LB: La televisione è ormai un compagno, un amico che abbiamo in casa, di solito è sempre accesa. Tra un po’ ci parleremo anche con la televisione! Devo dire con la televisione ho un rapporto abbastanza strano: per esempio, adesso è un periodo che vedo solo i film! Ho sempre avuto una specie di avversione, o almeno non mi è proprio mai piaciuto, il programma a puntate, anche se capisco benissimo che ormai è diventato un appuntamento fisso.
Quindici anni fa la televisione m’interessava molto, quando abbiamo pensato di realizzare le favole dove abbiamo mischiato tanti elementi del fantasy con elementi romantici forse abbiamo contribuito anche a far conoscere a tanti italiani il mondo del fantastico: così ci sono stati tutti i Fantaghirò, poi Desideria e l’anello del drago, Sorellina e il principe del sogno, La principessa e il povero… insomma, ne abbiamo fatte tantissime.
Poi, ad un certo punto, come avviene per tutte le cose, ho sentito il bisogno di diversificarmi. Mi era già accaduto quando mi ero allontanato dal cinema horror, perché avevo fatto anche un po’ di film horror per la televisione, e forse mi piaceva l’idea di cambiare totalmente genere. Ecco quindi che in quel momento ho sentito il bisogno di tornare al fantastico (che però era la mia passione fin da piccolo).

SG: Recentemente il film horror realizzato a basso costo Radice quadrata di tre ha riscosso molto successo: segno che il genere sta uscendo dalla crisi?

LB: Io sono tornato a girare dopo dieci anni, anche di più; dieci anni durante i quali ci sono stati parecchi cambiamenti, quindi è ovvio che anche il mio approccio sia stato diverso.
Non a caso The Torturer uscirà forse solo in home video perché anche per il pubblico, per i giovani che sono poi quelli che vanno di più al cinema o vedono di più questo tipo di film il rapporto col cinema nel frattempo è cambiato. Oggi è più facile che un giovane acquisti un dvd o che affitti una cassetta piuttosto di andare a vedere i film al cinema, soprattutto un certo tipo di film.
Questo vale per l’ottanta, il novanta per cento dei film che escono anche al cinema: ormai la sala non è più il cardine, quindi da questo punto di vista penso che la strada home video, quella dei film per il dvd, sia una strada abbastanza percorribile.
Mi ha meravigliato la difficoltà incontrata per realizzare Ghost son: ma questo fa parte del cinema italiano di questo momento, che è un cinema un po’ malato, un cinema che soffre per tanti motivi.

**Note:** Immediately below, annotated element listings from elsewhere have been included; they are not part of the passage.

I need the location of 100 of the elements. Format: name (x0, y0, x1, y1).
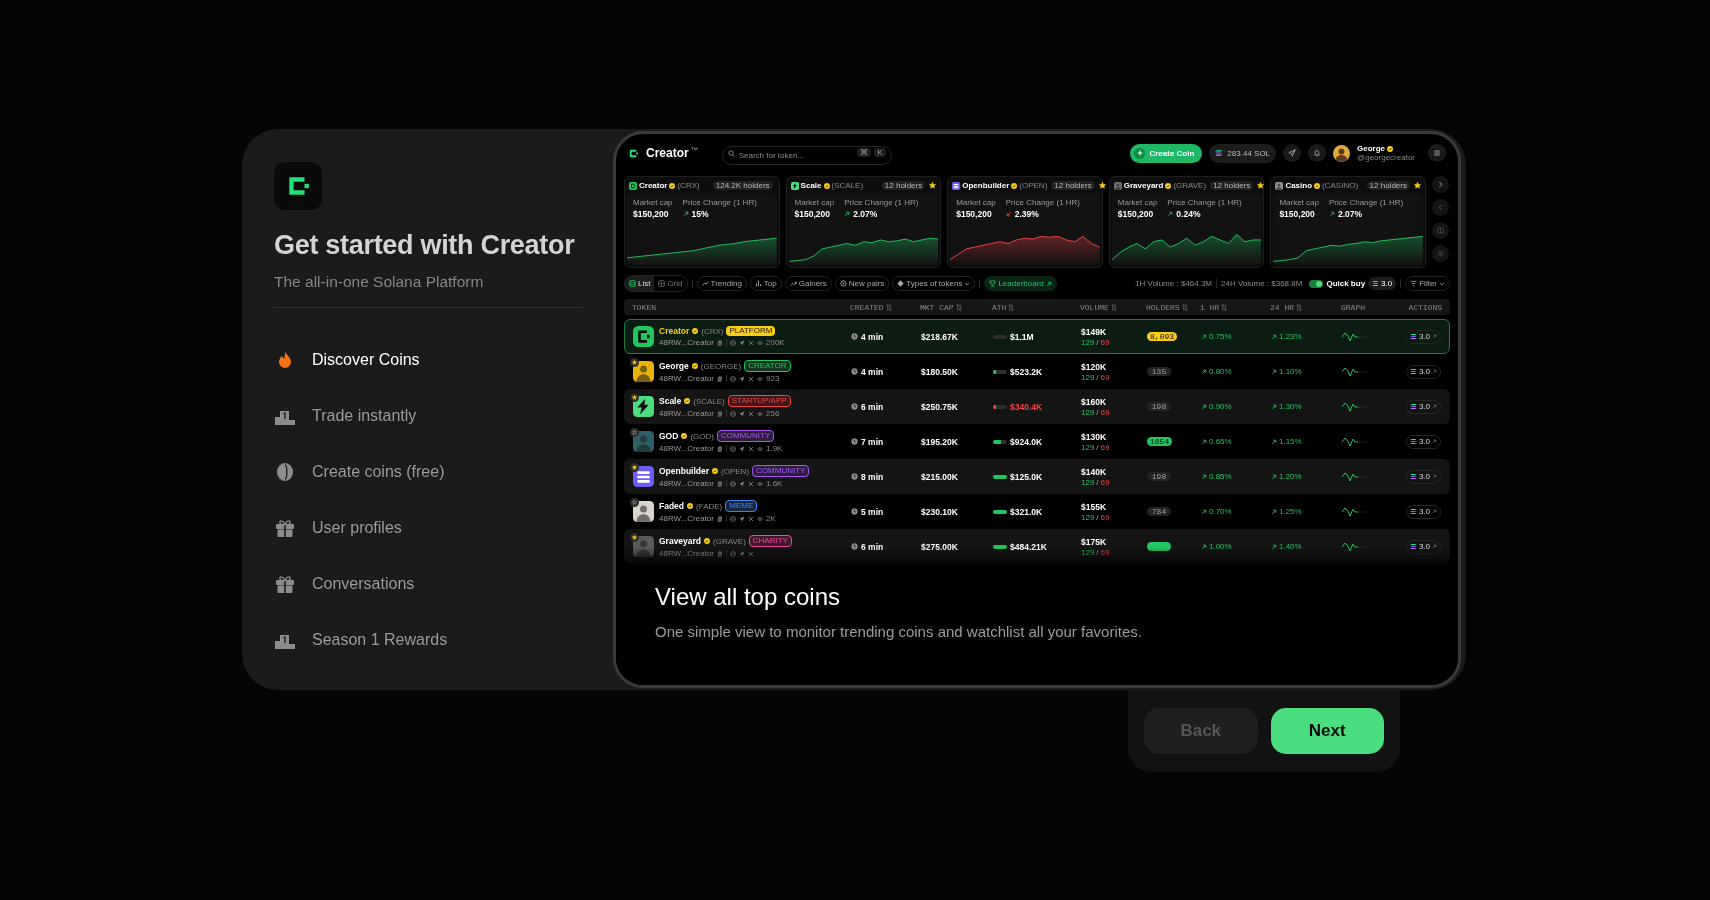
step-item[interactable]: Discover Coins (312, 351, 420, 369)
step-item[interactable]: User profiles (312, 519, 402, 537)
step-item[interactable]: Conversations (312, 575, 415, 593)
view-tab[interactable]: List (625, 276, 655, 291)
token-name[interactable]: George (659, 361, 689, 371)
change-value: 0.70% (1209, 507, 1232, 516)
table-row[interactable]: Scale (SCALE) STARTUP/APP 48RW...Creator 256 6 min $250.75K $340.4K $160K 129 / 69 198 0.90% 1.30% 3.0 (624, 389, 1450, 424)
send-icon[interactable] (739, 515, 745, 522)
token-card[interactable]: Creator (CRX) 124.2K holders Market cap $150,200 Price Change (1 HR) 15% (624, 176, 780, 268)
copy-icon[interactable] (717, 339, 723, 346)
eye-icon[interactable] (757, 480, 763, 487)
table-row[interactable]: Openbuilder (OPEN) COMMUNITY 48RW...Creator 1.6K 8 min $215.00K $125.0K $140K 129 / 69 198 0.85% 1.20% 3.0 (624, 459, 1450, 494)
globe-icon[interactable] (730, 375, 736, 382)
token-name[interactable]: Scale (659, 396, 682, 406)
send-icon[interactable] (739, 445, 745, 452)
token-card[interactable]: Openbuilder (OPEN) 12 holders Market cap $150,200 Price Change (1 HR) 2.39% (947, 176, 1103, 268)
leaderboard-link[interactable]: Leaderboard (984, 276, 1057, 291)
column-header[interactable]: HOLDERS (1146, 302, 1180, 312)
send-icon[interactable] (739, 550, 745, 557)
column-header[interactable]: 24 HR (1270, 302, 1294, 312)
eye-icon[interactable] (757, 339, 763, 346)
token-address: 48RW...Creator (659, 514, 714, 523)
star-icon[interactable] (929, 182, 937, 189)
step-item[interactable]: Season 1 Rewards (312, 631, 448, 649)
verified-icon (684, 398, 691, 404)
token-card[interactable]: Scale (SCALE) 12 holders Market cap $150,200 Price Change (1 HR) 2.07% (785, 176, 942, 268)
globe-icon[interactable] (730, 480, 736, 487)
token-name[interactable]: Graveyard (659, 536, 702, 546)
sort-icon[interactable] (1008, 303, 1015, 311)
view-tab[interactable]: Grid (654, 276, 687, 291)
wallet-balance[interactable]: 283.44 SOL (1209, 143, 1277, 163)
token-card[interactable]: Graveyard (GRAVE) 12 holders Market cap $150,200 Price Change (1 HR) 0.24% (1108, 176, 1265, 268)
token-name[interactable]: Openbuilder (659, 466, 710, 476)
sort-icon[interactable] (1110, 303, 1117, 311)
eye-icon[interactable] (757, 515, 763, 522)
x-icon[interactable] (748, 339, 754, 346)
change-value: 1.00% (1209, 542, 1232, 551)
eye-icon[interactable] (757, 410, 763, 417)
token-name[interactable]: Creator (659, 326, 690, 336)
x-icon[interactable] (748, 550, 754, 557)
step-item[interactable]: Create coins (free) (312, 463, 445, 481)
globe-icon[interactable] (730, 515, 736, 522)
globe-icon[interactable] (730, 445, 736, 452)
sort-icon[interactable] (1221, 303, 1228, 311)
menu-button[interactable] (1428, 144, 1446, 162)
quick-buy-amount[interactable]: 3.0 (1368, 277, 1397, 290)
send-button[interactable] (1283, 144, 1302, 162)
market-cap-value: $150,200 (956, 209, 993, 219)
next-button[interactable]: Next (1270, 708, 1384, 754)
notifications-button[interactable] (1308, 144, 1327, 162)
token-ticker: (SCALE) (693, 396, 725, 406)
column-header[interactable]: ACTIONS (1408, 302, 1442, 312)
sort-icon[interactable] (1296, 303, 1302, 311)
copy-icon[interactable] (717, 445, 723, 452)
copy-icon[interactable] (717, 515, 723, 522)
table-row[interactable]: Faded (FADE) MEME 48RW...Creator 2K 5 min $230.10K $321.0K $155K 129 / 69 784 0.70% 1.25% 3.0 (624, 494, 1450, 529)
step-item[interactable]: Trade instantly (312, 407, 417, 425)
sort-icon[interactable] (885, 303, 892, 311)
send-icon[interactable] (739, 375, 745, 382)
token-name[interactable]: GOD (659, 431, 679, 441)
globe-icon[interactable] (730, 410, 736, 417)
column-header[interactable]: VOLUME (1080, 302, 1109, 312)
eye-icon[interactable] (757, 445, 763, 452)
x-icon[interactable] (748, 445, 754, 452)
x-icon[interactable] (748, 410, 754, 417)
copy-icon[interactable] (717, 480, 723, 487)
token-card[interactable]: Casino (CASINO) 12 holders Market cap $150,200 Price Change (1 HR) 2.07% (1270, 176, 1426, 268)
column-header[interactable]: TOKEN (632, 302, 656, 312)
quick-buy-toggle[interactable] (1309, 279, 1324, 288)
star-icon[interactable] (1257, 182, 1265, 189)
send-icon[interactable] (739, 339, 745, 346)
column-header[interactable]: CREATED (850, 302, 884, 312)
sort-icon[interactable] (955, 303, 962, 311)
x-icon[interactable] (748, 375, 754, 382)
next-button[interactable] (1432, 176, 1450, 193)
sort-icon[interactable] (1181, 303, 1188, 311)
globe-icon[interactable] (730, 550, 736, 557)
star-icon[interactable] (1098, 182, 1106, 189)
user-avatar[interactable] (1333, 144, 1351, 162)
copy-icon[interactable] (717, 375, 723, 382)
eye-icon[interactable] (757, 375, 763, 382)
column-header[interactable]: ATH (992, 302, 1007, 312)
x-icon[interactable] (748, 515, 754, 522)
star-icon[interactable] (1413, 182, 1421, 189)
x-icon[interactable] (748, 480, 754, 487)
table-row[interactable]: GOD (GOD) COMMUNITY 48RW...Creator 1.9K 7 min $195.20K $924.0K $130K 129 / 69 1654 0.65% 1.15% 3.0 (624, 424, 1450, 459)
copy-icon[interactable] (717, 550, 723, 557)
send-icon[interactable] (739, 410, 745, 417)
globe-icon[interactable] (730, 339, 736, 346)
table-row[interactable]: Creator (CRX) PLATFORM 48RW...Creator 200K 4 min $218.67K $1.1M $149K 129 / 69 8,093 0.75% 1.23% 3.0 (624, 319, 1450, 354)
arrow-up-right-icon (1432, 439, 1437, 444)
table-row[interactable]: George (GEORGE) CREATOR 48RW...Creator 923 4 min $180.50K $523.2K $120K 129 / 69 135 0.80% 1.10% 3.0 (624, 354, 1450, 389)
send-icon[interactable] (739, 480, 745, 487)
column-header[interactable]: GRAPH (1341, 302, 1365, 312)
badge-icon (839, 280, 847, 287)
column-header[interactable]: 1 HR (1200, 302, 1220, 312)
copy-icon[interactable] (717, 410, 723, 417)
table-row[interactable]: Graveyard (GRAVE) CHARITY 48RW...Creator 6 min $275.00K $484.21K $175K 129 / 69 1.00% 1.40% 3.0 (624, 529, 1450, 564)
column-header[interactable]: MKT CAP (920, 302, 954, 312)
token-name[interactable]: Faded (659, 501, 685, 511)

Se mi si chiede negli ultimi anni quale film italiano mi è piaciuto, devo dire che ce ne sono pochi.
Quindi spero che l’approccio home video porti alla riqualificazione di un certo genere che anche ai festival è poco presente. Questo è un male che mi fa molto dispiacere, ma fa parte del male che ha il cinema italiano. Speriamo che il mio film o quello di cui mi parli (io non l’ho visto, più che altro non so quale tipo di distribuzione abbia avuto), speriamo possano aprire una strada.